Edito : Les Associés

Éphésiens 3,6 : « Ce mystère, c’est que toutes les nations sont associées au même héritage, au même corps, au partage de la même promesse, dans le Christ Jésus, par l’annonce de l’Évangile. ».

Dans cette lecture de la fête de l’Épiphanie, l’auteur de l’épitre aux Éphésiens parle du mystère du Christ. Mystère, sacrement, le même mot pour dire une réalité visible habitée, porteuse d’une réalité spirituelle qui rayonne en elle : le visible par lequel et à travers lequel Dieu invisible s’exprime. Cette réalité visible, charnelle, c’est la sainte humanité de Jésus le Christ, en qui Dieu s’exprime jusqu’au bout, c’est la chair de la communauté d’Ephèse, faite de chrétiens juifs et de chrétiens païens (les « nations ») : à travers leurs efforts pour s’aimer (se supporter) à cause du Christ qui a donné sa vie pour les uns comme pour les autres, l’auteur voit rayonner la Révélation de Dieu Lui-même, la Volonté divine d’associer toutes les nations, à l’héritage de son peuple.

En ce début d’année, je nous souhaite à tous et chacun d’être rayonnants, enflammés par cet Amour de Dieu pour tous et chacun, habités et travaillés par la Parole évangélique ; en présence de Jésus, en présence de sa communauté où le très divers se lie d’amour par l’amour de Jésus, mille chemins d’« association » se dégagent, dont nous n’avons pas à définir les contours à l’image de nos peurs. Jésus lui même ne marche pas avec un calepin où il comptabiliserait les adhérents : il proclame l’Évangile à Israël, guérit les malades, fait parvenir la Bonne Nouvelle aux exclus, porte en Lui tout l’amour de Dieu. Il accueille de bon cœur ceux que son Père attire à Lui, appelle certains à le suivre et d’autres à rentrer chez eux, avec plus ou moins de succès dans les deux cas. Il n’est pas comptable du mode d’« association ».

Pour nous aussi : certains sont prêts à adhérer par le baptême, à être « incorporés » au même corps, et nous sommes joyeux de les accueillir, nos chers catéchumènes, la prunelle de nos yeux, mais d’autres, là où ils en sont, accueillent l’amour de Dieu d’une manière que Dieu connaît et qui peut nous échapper, pourvu que la chaleur de l’amour de Dieu qui rayonne sur le visage du Christ transparaisse en nous et anime notre vie et nos relations.

Ceux qui vont se creuser la tête pour trouver les mots justes, les images parlantes, pour dire le cœur de la foi dans la catéchèse des petits et des grands sont porteurs du Christ.
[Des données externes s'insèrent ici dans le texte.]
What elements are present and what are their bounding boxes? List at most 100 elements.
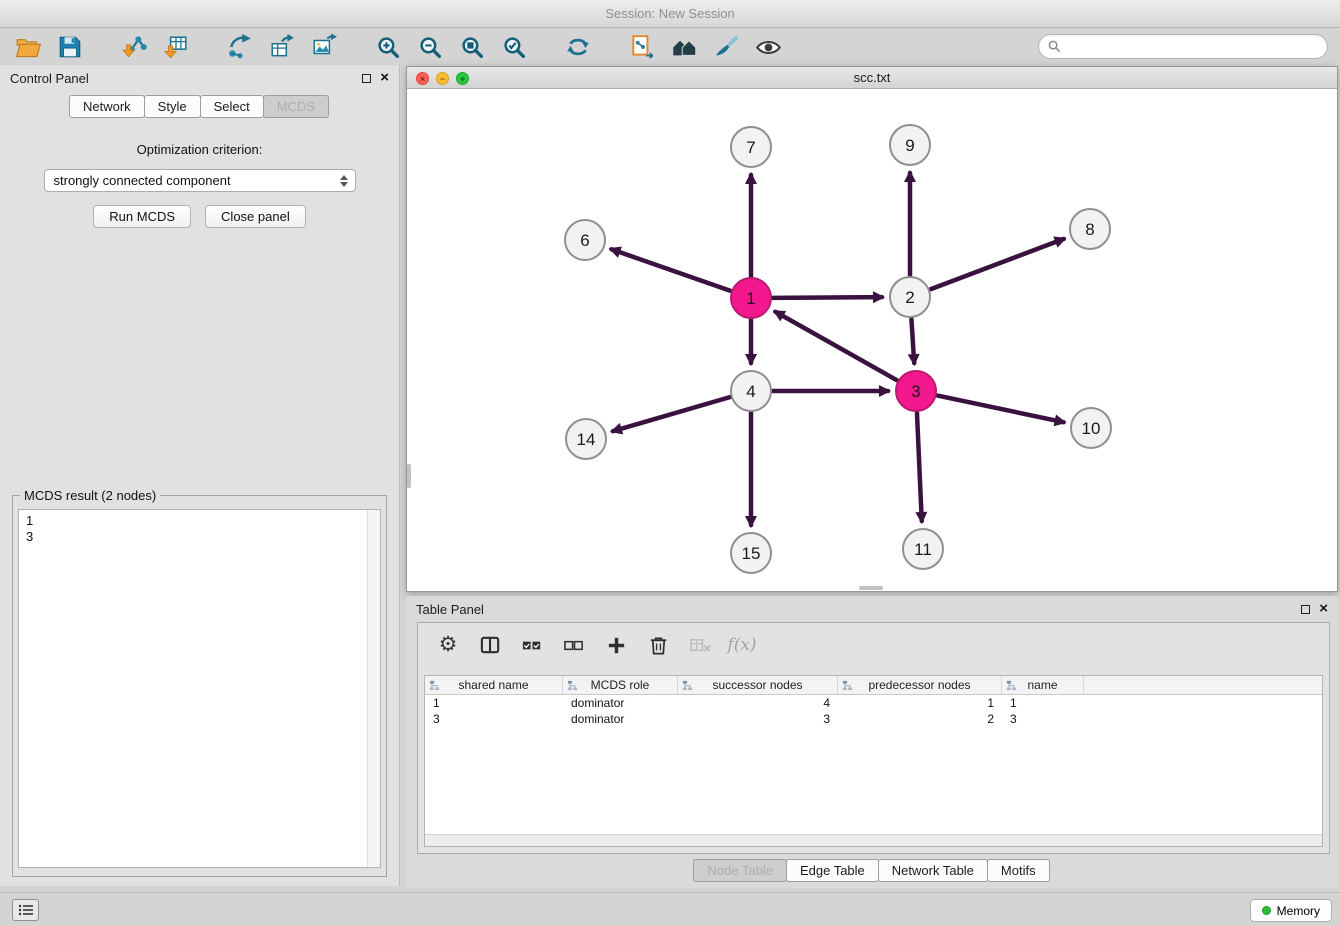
node-label: 10 [1082,419,1101,438]
edge-3-1[interactable] [775,312,896,380]
table-settings-button[interactable]: ⚙ [435,632,461,658]
cell-predecessor-nodes[interactable]: 2 [838,711,1002,727]
memory-button[interactable]: Memory [1250,899,1332,922]
result-line: 3 [26,529,373,545]
zoom-selected-button[interactable] [496,31,532,63]
open-session-button[interactable] [10,31,46,63]
zoom-in-button[interactable] [370,31,406,63]
edge-2-8[interactable] [931,239,1064,289]
vertical-splitter-handle[interactable] [407,464,411,488]
import-network-button[interactable] [116,31,152,63]
add-column-button[interactable] [603,632,629,658]
delete-column-button[interactable] [645,632,671,658]
edge-1-6[interactable] [611,249,730,291]
optimization-dropdown[interactable]: strongly connected component [44,169,356,192]
mcds-result-textarea[interactable]: 13 [18,509,381,868]
tab-style[interactable]: Style [144,95,201,118]
mcds-result-group: MCDS result (2 nodes) 13 [12,495,387,877]
style-brush-button[interactable] [708,31,744,63]
task-history-button[interactable] [12,899,39,921]
export-image-button[interactable] [306,31,342,63]
header-cell-successor-nodes[interactable]: successor nodes [678,676,838,694]
home-button[interactable] [666,31,702,63]
select-all-button[interactable] [519,632,545,658]
deselect-all-button[interactable] [561,632,587,658]
node-8[interactable]: 8 [1070,209,1110,249]
float-panel-icon[interactable] [362,74,371,83]
float-table-panel-icon[interactable] [1301,605,1310,614]
search-input[interactable] [1066,39,1318,54]
show-hide-button[interactable] [750,31,786,63]
table-tab-node-table[interactable]: Node Table [693,859,787,882]
header-cell-mcds-role[interactable]: MCDS role [563,676,678,694]
table-row[interactable]: 3dominator323 [425,711,1322,727]
horizontal-splitter-handle[interactable] [859,586,883,590]
control-panel: Control Panel × NetworkStyleSelectMCDS O… [0,65,400,886]
search-box[interactable] [1038,34,1328,59]
edge-1-2[interactable] [773,297,882,298]
function-builder-button[interactable]: f(x) [729,632,755,658]
cell-shared-name[interactable]: 1 [425,695,563,711]
column-visibility-button[interactable] [477,632,503,658]
export-table-button[interactable] [264,31,300,63]
close-window-icon[interactable]: × [416,72,429,85]
node-11[interactable]: 11 [903,529,943,569]
minimize-window-icon[interactable]: − [436,72,449,85]
refresh-icon [565,34,591,60]
edge-2-3[interactable] [911,319,914,363]
node-3[interactable]: 3 [896,371,936,411]
eye-icon [755,34,782,61]
node-2[interactable]: 2 [890,277,930,317]
cell-mcds-role[interactable]: dominator [563,695,678,711]
node-10[interactable]: 10 [1071,408,1111,448]
network-window-titlebar[interactable]: × − + scc.txt [407,67,1337,89]
close-panel-button[interactable]: Close panel [205,205,306,228]
node-6[interactable]: 6 [565,220,605,260]
copy-view-button[interactable] [624,31,660,63]
edge-3-10[interactable] [938,396,1064,423]
table-tab-edge-table[interactable]: Edge Table [786,859,879,882]
tab-network[interactable]: Network [69,95,145,118]
node-15[interactable]: 15 [731,533,771,573]
refresh-layout-button[interactable] [560,31,596,63]
close-table-panel-icon[interactable]: × [1319,604,1328,614]
table-horizontal-scrollbar[interactable] [425,834,1322,846]
import-table-button[interactable] [158,31,194,63]
edge-4-14[interactable] [613,397,730,431]
cell-name[interactable]: 1 [1002,695,1084,711]
zoom-fit-button[interactable] [454,31,490,63]
table-tab-network-table[interactable]: Network Table [878,859,988,882]
cell-successor-nodes[interactable]: 4 [678,695,838,711]
export-network-button[interactable] [222,31,258,63]
save-session-button[interactable] [52,31,88,63]
header-cell-shared-name[interactable]: shared name [425,676,563,694]
cell-shared-name[interactable]: 3 [425,711,563,727]
node-14[interactable]: 14 [566,419,606,459]
node-9[interactable]: 9 [890,125,930,165]
node-7[interactable]: 7 [731,127,771,167]
cell-mcds-role[interactable]: dominator [563,711,678,727]
zoom-out-button[interactable] [412,31,448,63]
close-panel-icon[interactable]: × [380,73,389,83]
run-mcds-button[interactable]: Run MCDS [93,205,191,228]
tab-select[interactable]: Select [200,95,264,118]
network-graph[interactable]: 7 9 6 8 1 2 4 3 14 10 15 11 [407,89,1337,590]
dropdown-arrows-icon [340,175,355,187]
delete-table-button[interactable] [687,632,713,658]
cell-name[interactable]: 3 [1002,711,1084,727]
zoom-out-icon [418,35,443,60]
zoom-window-icon[interactable]: + [456,72,469,85]
cell-predecessor-nodes[interactable]: 1 [838,695,1002,711]
network-canvas[interactable]: 7 9 6 8 1 2 4 3 14 10 15 11 [407,89,1337,590]
edge-3-11[interactable] [917,413,922,521]
column-type-icon [567,680,578,691]
table-row[interactable]: 1dominator411 [425,695,1322,711]
node-1[interactable]: 1 [731,278,771,318]
header-cell-name[interactable]: name [1002,676,1084,694]
result-scrollbar[interactable] [367,510,380,867]
header-cell-predecessor-nodes[interactable]: predecessor nodes [838,676,1002,694]
table-tab-motifs[interactable]: Motifs [987,859,1050,882]
node-4[interactable]: 4 [731,371,771,411]
tab-mcds[interactable]: MCDS [263,95,329,118]
cell-successor-nodes[interactable]: 3 [678,711,838,727]
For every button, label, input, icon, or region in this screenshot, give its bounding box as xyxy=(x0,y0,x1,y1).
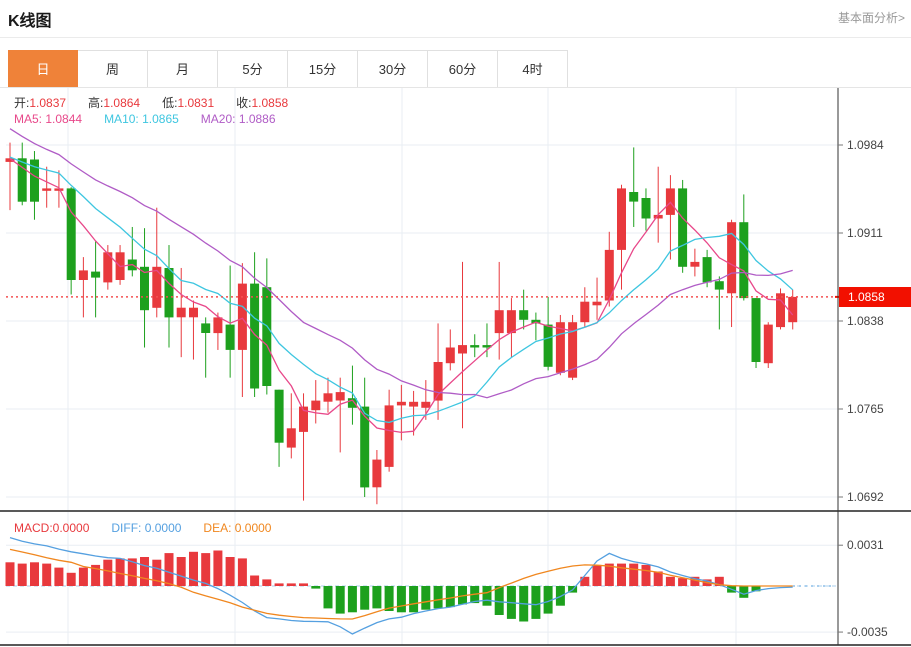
svg-text:1.0984: 1.0984 xyxy=(847,138,884,152)
ma10-readout: MA10: 1.0865 xyxy=(104,112,179,126)
open-readout: 开:1.0837 xyxy=(14,96,67,110)
high-readout: 高:1.0864 xyxy=(88,96,141,110)
svg-text:1.0692: 1.0692 xyxy=(847,490,884,504)
svg-text:1.0838: 1.0838 xyxy=(847,314,884,328)
ma20-readout: MA20: 1.0886 xyxy=(200,112,276,126)
diff-value: DIFF: 0.0000 xyxy=(111,521,182,535)
current-price-tag: 1.0858 xyxy=(839,287,911,307)
svg-text:1.0765: 1.0765 xyxy=(847,402,884,416)
macd-value: MACD:0.0000 xyxy=(14,521,90,535)
ohlc-readout: 开:1.0837 高:1.0864 低:1.0831 收:1.0858 xyxy=(14,94,310,111)
ma-readout: MA5: 1.0844 MA10: 1.0865 MA20: 1.0886 xyxy=(14,112,298,126)
svg-text:-0.0035: -0.0035 xyxy=(847,625,888,639)
dea-value: DEA: 0.0000 xyxy=(203,521,272,535)
svg-text:1.0911: 1.0911 xyxy=(847,226,883,240)
candles-layer xyxy=(5,142,798,505)
low-readout: 低:1.0831 xyxy=(162,96,215,110)
macd-readout: MACD:0.0000 DIFF: 0.0000 DEA: 0.0000 xyxy=(14,521,293,535)
svg-text:0.0031: 0.0031 xyxy=(847,538,884,552)
close-readout: 收:1.0858 xyxy=(236,96,289,110)
ma5-readout: MA5: 1.0844 xyxy=(14,112,83,126)
macd-layer xyxy=(5,536,838,635)
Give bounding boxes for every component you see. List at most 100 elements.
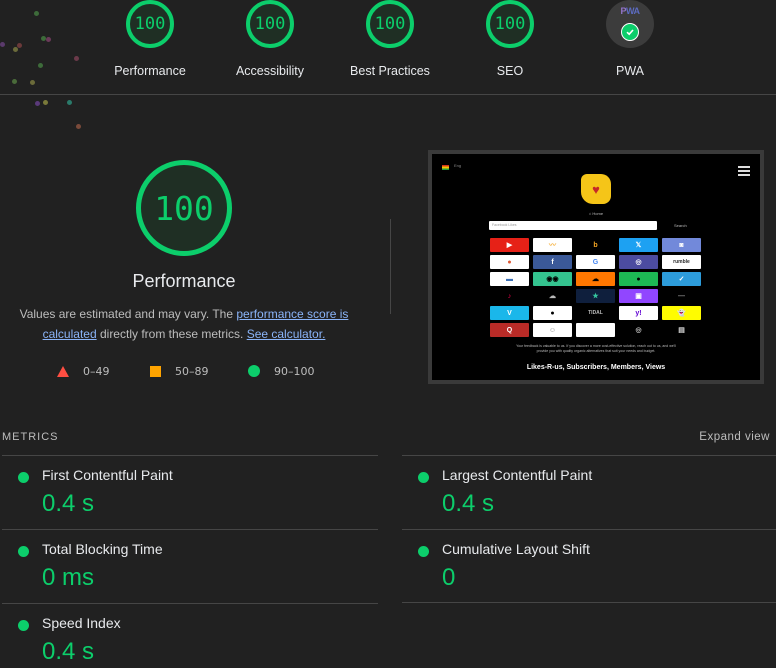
service-tile-grid: ▶ 〰 b 𝕏 ◙ ● f G ◎ rumble ▬ ◉◉ ☁ ● ✓ ♪ ☁ ★ ▣ — V ● TIDAL y! 👻 Q ☺ ◎ ▤ bbox=[490, 238, 702, 337]
confetti-dot bbox=[34, 11, 39, 16]
service-tile: f bbox=[533, 255, 572, 269]
service-tile: ✓ bbox=[662, 272, 701, 286]
score-value: 100 bbox=[134, 14, 166, 34]
divider bbox=[402, 529, 776, 530]
divider bbox=[402, 602, 776, 603]
metric-value: 0.4 s bbox=[42, 490, 95, 517]
metric-value: 0 bbox=[442, 564, 456, 591]
divider bbox=[402, 455, 776, 456]
score-ring: 100 bbox=[246, 0, 294, 48]
service-tile: b bbox=[576, 238, 615, 252]
service-tile: 𝕏 bbox=[619, 238, 658, 252]
confetti-dot bbox=[13, 47, 18, 52]
service-tile bbox=[576, 323, 615, 337]
pass-circle-icon bbox=[18, 472, 29, 483]
score-ring: 100 bbox=[486, 0, 534, 48]
legend-range: 50–89 bbox=[175, 364, 209, 378]
service-tile: ▶ bbox=[490, 238, 529, 252]
divider bbox=[2, 603, 378, 604]
pass-circle-icon bbox=[18, 620, 29, 631]
service-tile: ● bbox=[533, 306, 572, 320]
confetti-dot bbox=[0, 42, 5, 47]
category-summary-bar: 100 Performance 100 Accessibility 100 Be… bbox=[0, 0, 776, 95]
score-ring: 100 bbox=[366, 0, 414, 48]
confetti-dot bbox=[38, 63, 43, 68]
service-tile: ◉◉ bbox=[533, 272, 572, 286]
legend-fail: 0–49 bbox=[57, 363, 110, 379]
metric-name: Total Blocking Time bbox=[42, 541, 163, 557]
service-tile: y! bbox=[619, 306, 658, 320]
gauge-performance[interactable]: 100 Performance bbox=[90, 0, 210, 78]
metric-name: Speed Index bbox=[42, 615, 121, 631]
service-tile: ☁ bbox=[533, 289, 572, 303]
score-value: 100 bbox=[374, 14, 406, 34]
metric-value: 0 ms bbox=[42, 564, 95, 591]
screenshot-site-title: Likes-R-us, Subscribers, Members, Views bbox=[526, 364, 666, 371]
performance-title: Performance bbox=[132, 271, 236, 291]
gauge-best-practices[interactable]: 100 Best Practices bbox=[330, 0, 450, 78]
screenshot-search-button: Search bbox=[674, 223, 687, 228]
service-tile: — bbox=[662, 289, 701, 303]
final-screenshot[interactable]: Eng ♥ ⌂ Home Facebook Likes Search ▶ 〰 b 𝕏 ◙… bbox=[428, 150, 764, 384]
vertical-divider bbox=[390, 219, 391, 314]
description-text: Values are estimated and may vary. The bbox=[19, 307, 237, 321]
confetti-dot bbox=[35, 101, 40, 106]
service-tile: ▣ bbox=[619, 289, 658, 303]
screenshot-page: Eng ♥ ⌂ Home Facebook Likes Search ▶ 〰 b 𝕏 ◙… bbox=[432, 154, 760, 380]
service-tile: G bbox=[576, 255, 615, 269]
score-value: 100 bbox=[494, 14, 526, 34]
confetti-dot bbox=[67, 100, 72, 105]
service-tile: V bbox=[490, 306, 529, 320]
confetti-dot bbox=[46, 37, 51, 42]
gauge-seo[interactable]: 100 SEO bbox=[450, 0, 570, 78]
divider bbox=[2, 529, 378, 530]
metric-value: 0.4 s bbox=[42, 638, 95, 665]
service-tile: rumble bbox=[662, 255, 701, 269]
pwa-badge-text: PWA bbox=[606, 6, 654, 16]
gauge-label: Best Practices bbox=[350, 64, 430, 78]
service-tile: Q bbox=[490, 323, 529, 337]
pwa-badge-letters: WA bbox=[626, 6, 640, 16]
screenshot-feedback-text: Your feedback is valuable to us. If you … bbox=[516, 344, 676, 353]
legend-range: 0–49 bbox=[83, 364, 110, 378]
check-icon bbox=[621, 23, 639, 41]
metric-name: Cumulative Layout Shift bbox=[442, 541, 590, 557]
metrics-heading: METRICS bbox=[2, 431, 59, 443]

Mais sont aussi porteurs du Christ, ceux qui vont s’engager dans l’épicerie sociale à cause de l’amour de Dieu pour ceux qui souffrent des fins de mois difficiles.

À cause du Christ, certains travaillent sur le lien : ceux qui sont engagés dans le dialogue ou dans l’action interreligieux, ou dans le travail œcuménique, ou dans la bonne entente intracommunautaire, ou dans la recherche de refondation du lien social dont les blessures sont manifestées par la crise actuelle de notre pays. Parce que nous ne sommes pas une marque religieuse de plus en concurrence avec les autres, le lien entre les humains et le dialogue interreligieux ne nous intéresse pas seulement quand il lie des adhérents à notre groupe. À cause du Christ, nous essayons d’être catholiques, concernés par la variété des situations où nous reconnaissons que le Père, présent à toutes ses créatures par son Esprit répandu, envoie son Fils et ses fils, nous, pour lutter contre tout ce qui délie, qui fait de la vie un enfer et éloigne du paradis. Le paradis est défini dans la constitution apostolique Lumen Gentium comme « communion des hommes entre eux et avec Dieu ». La possibilité de vivre ensemble et de faire société ensemble est voulue par l’amour de Dieu.

L’un perçoit que le Christ Jésus dont il est porteur parle merveilleusement du Père, un autre porte son environnement dans la prière avec intensité, un autre sait que le Christ dont il est porteur soigne inlassablement les personnes ou les structures sociales…

On peut débattre des priorités à tel moment, mais globalement notre mission baptismale n’est pas fromage ou dessert : porteur du Christ, c’est et Prêtre et Prophète et Roi… Sans calcul, par amour.